Both the static and thermal compaction attributed to the porosity loss in the MGR and HGR, and the static compaction is relatively less significant than the thermal compaction and than that of in the LGR. The porosity loss caused by the thermal compaction ranges from 5.5% to 11.2% with an average of 7.9% and from 4.6% to 16.6% with an average of 10.2% in the MGR and HGR, respectively. The porosity loss caused by the static compaction ranges from 15.9% to 20.8% with an average of 19.4% and from 8.4% to 15.8% with an average of 12.8% in the MGR and HGR, respectively.

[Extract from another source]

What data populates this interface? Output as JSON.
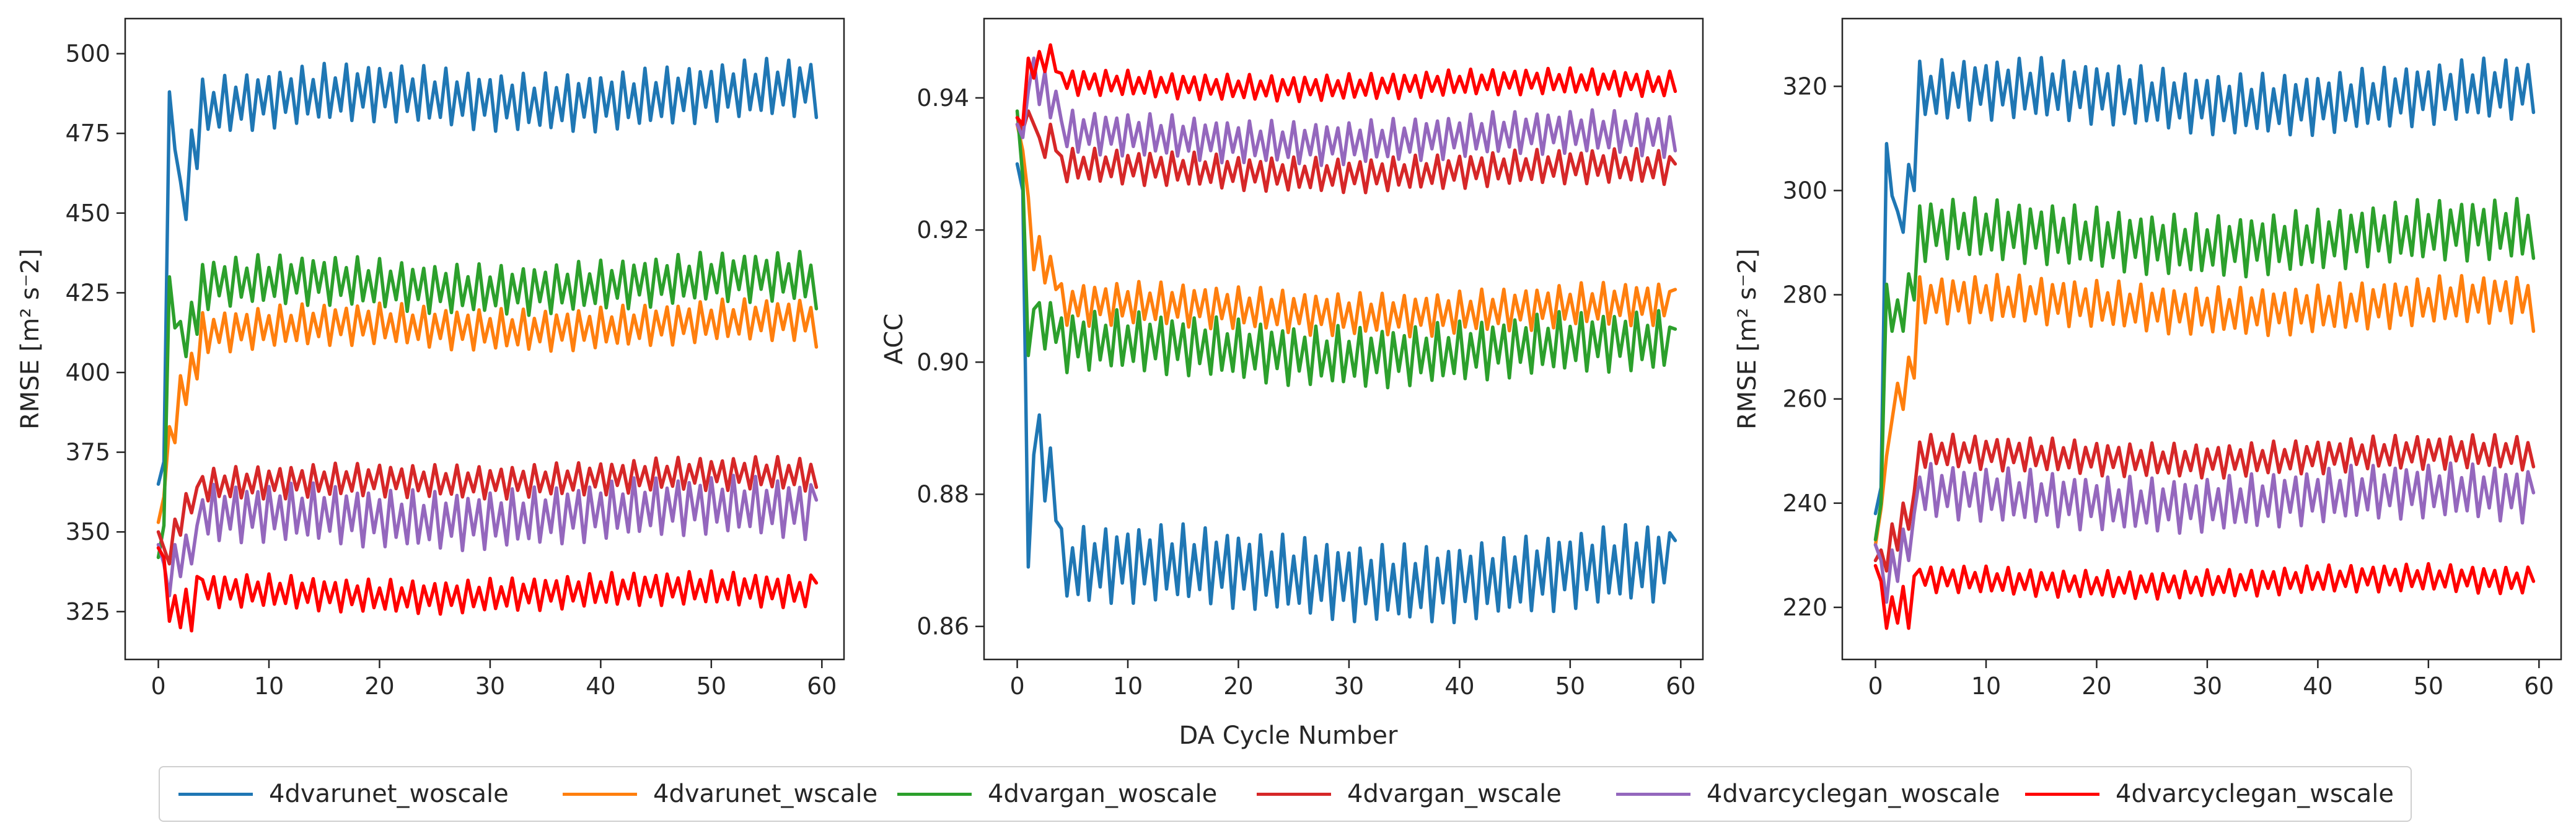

The compaction in the MGR and HGR began to restart, due to overpressure leakage and thermal fluid activities during the late mesodiagenetic stage. Overpressure release created the overlying formation loading pressure became greater than the porosity pressure, and the static compaction process was reactivated. In addition, intense thermal fluid activities occurred after the overpressure release, and thermal compaction intensified the compaction; thus, the total compaction strength of sandstones in the MGR and HGR exceeds the strength generated only by S-COPL.

Data Availability

The data used to support the findings of this study are available from the corresponding author upon request.

Conflicts of Interest

The authors declare no conflict of interest.

Acknowledgments

This study was financially supported by the National Natural Science Foundation of China: diagenetic response and fluid activity in high thermal and overpressure setting and their impact on reservoir diagenetic-pore evolution (No. 41972129), and the National Science and Technology Key Project of China: diagenetic evolution and fluid flow characteristics in the carrier layer architecture of the clastic rocks (No. 2017ZX05008-004-004-001).